Gus Ulil juga menekankan pertimbangan mengenai bentuk negara. Ia mengatakan, jika seseorang sudah menerima bentuk negara maka harus juga menerima konsekuensinya dalam hidup bernegara.
“Nah, bagi saya, kita punya hajat di Indonesia ini, yaitu hajat kita memupuk persaudaraan kebangsaan, ukhuwah wathaniyah. Yaitu mengucapkan salam, memang salam yang dibicarakan dalam kutipan Al-Qurthubi tadi itu salam 'asalamualaikum' tetapi salam lintas agama itu kan kalau mau diteliti satu persatu ya intinya salam,” terang Gus Ulil.
Gus Ulil juga mengungkapkan bahwa sebagian besar para ulama IsIam dan para tokoh di dunia IsIam juga menerima berbagai konsekuensi dari diterimanya bentuk negara bangsa (nation state).
“Konsekuensinya antara lain yang paling penting adalah menyangkut kedudukan hukum fiqih bukan syariat, bukan kedudukan hukum fiqih di dalam negara bangsa,” tambahnya.
Namun, Gus Ulil juga menjelaskan bahwa tidak semua hal yang disahkan oleh negara ini sudah pasti sah. Sebab, umat Islam juga bisa saja menawar apabila kebijakan-kebijakan yang diputuskan ada yang berlawanan dengan ajaran-ajaran Islam.
Sementara itu, Rais Syuriyah PBNU KH Abdul Ghofur Maimoen (Gus Ghofur) berpendapat bahwa persoalan mengenai fiqih adalah persoalan yang rumit sehingga kerap menimbulkan perbedaan pendapat.
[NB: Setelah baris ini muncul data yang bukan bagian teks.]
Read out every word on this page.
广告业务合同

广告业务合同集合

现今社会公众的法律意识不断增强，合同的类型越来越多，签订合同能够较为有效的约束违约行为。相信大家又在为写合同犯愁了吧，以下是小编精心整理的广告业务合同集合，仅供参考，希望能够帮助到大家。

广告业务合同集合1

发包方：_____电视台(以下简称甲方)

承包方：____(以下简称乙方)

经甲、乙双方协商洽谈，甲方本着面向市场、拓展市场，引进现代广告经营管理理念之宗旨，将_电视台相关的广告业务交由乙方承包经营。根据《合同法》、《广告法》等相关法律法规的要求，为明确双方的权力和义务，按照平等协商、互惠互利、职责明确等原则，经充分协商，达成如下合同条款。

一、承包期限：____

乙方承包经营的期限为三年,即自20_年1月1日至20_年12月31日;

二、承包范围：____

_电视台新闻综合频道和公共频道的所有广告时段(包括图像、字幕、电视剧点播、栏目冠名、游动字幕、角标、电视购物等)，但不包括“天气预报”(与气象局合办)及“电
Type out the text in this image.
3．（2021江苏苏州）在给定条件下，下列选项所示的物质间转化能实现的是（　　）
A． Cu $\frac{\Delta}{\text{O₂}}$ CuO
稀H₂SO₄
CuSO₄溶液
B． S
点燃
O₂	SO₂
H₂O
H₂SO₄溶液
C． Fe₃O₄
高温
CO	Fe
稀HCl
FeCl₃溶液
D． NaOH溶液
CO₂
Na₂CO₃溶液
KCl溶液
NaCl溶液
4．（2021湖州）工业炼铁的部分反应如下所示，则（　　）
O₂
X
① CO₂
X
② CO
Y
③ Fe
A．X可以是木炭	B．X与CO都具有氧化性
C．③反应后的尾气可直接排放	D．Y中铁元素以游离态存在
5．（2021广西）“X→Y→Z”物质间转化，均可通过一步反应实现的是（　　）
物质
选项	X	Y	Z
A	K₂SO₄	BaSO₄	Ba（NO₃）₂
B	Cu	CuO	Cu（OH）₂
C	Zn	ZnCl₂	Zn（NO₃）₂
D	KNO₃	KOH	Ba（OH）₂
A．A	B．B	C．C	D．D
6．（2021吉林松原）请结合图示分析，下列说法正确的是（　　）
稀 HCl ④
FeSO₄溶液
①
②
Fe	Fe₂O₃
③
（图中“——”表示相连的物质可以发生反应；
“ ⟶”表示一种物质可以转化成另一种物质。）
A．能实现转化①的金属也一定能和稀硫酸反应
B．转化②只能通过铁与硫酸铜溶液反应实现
“Kalimat assalamualaikum wa rahmatullahi wa barakatuh itu adalah doa, doa yang dalam keputusan MUI itu dianggap ibadah, doa itu ibadah tapi fiqihnya sendiri itu ada persoalan yang rumit,” terangnya.
Gus Ghofur mengatakan, terkait persoalan ayat-ayat mutasyabihat (ayat yang maknanya belum jelas) dalam fiqih, sebaiknya semua pihak menahan diri agar tidak saling mengkafirkan dalam menyikapi perbedaan.
"Perbedaan antara MUI dan Kementerian Agama sebaiknya dianggap biasa saja. Karena dalam MUI dan Kementerian Agama itu hidup dalam satu ruang yaitu pemerintah. Kita bisa mencontoh perbedaan Fatwa Al-Azhar dan Arab Saudi dalam hal ini. Al-Azhar lebih longgar dalam memberikan fatwa dibandingkan pemerintah Saudi," pungkas Gus Ghofur.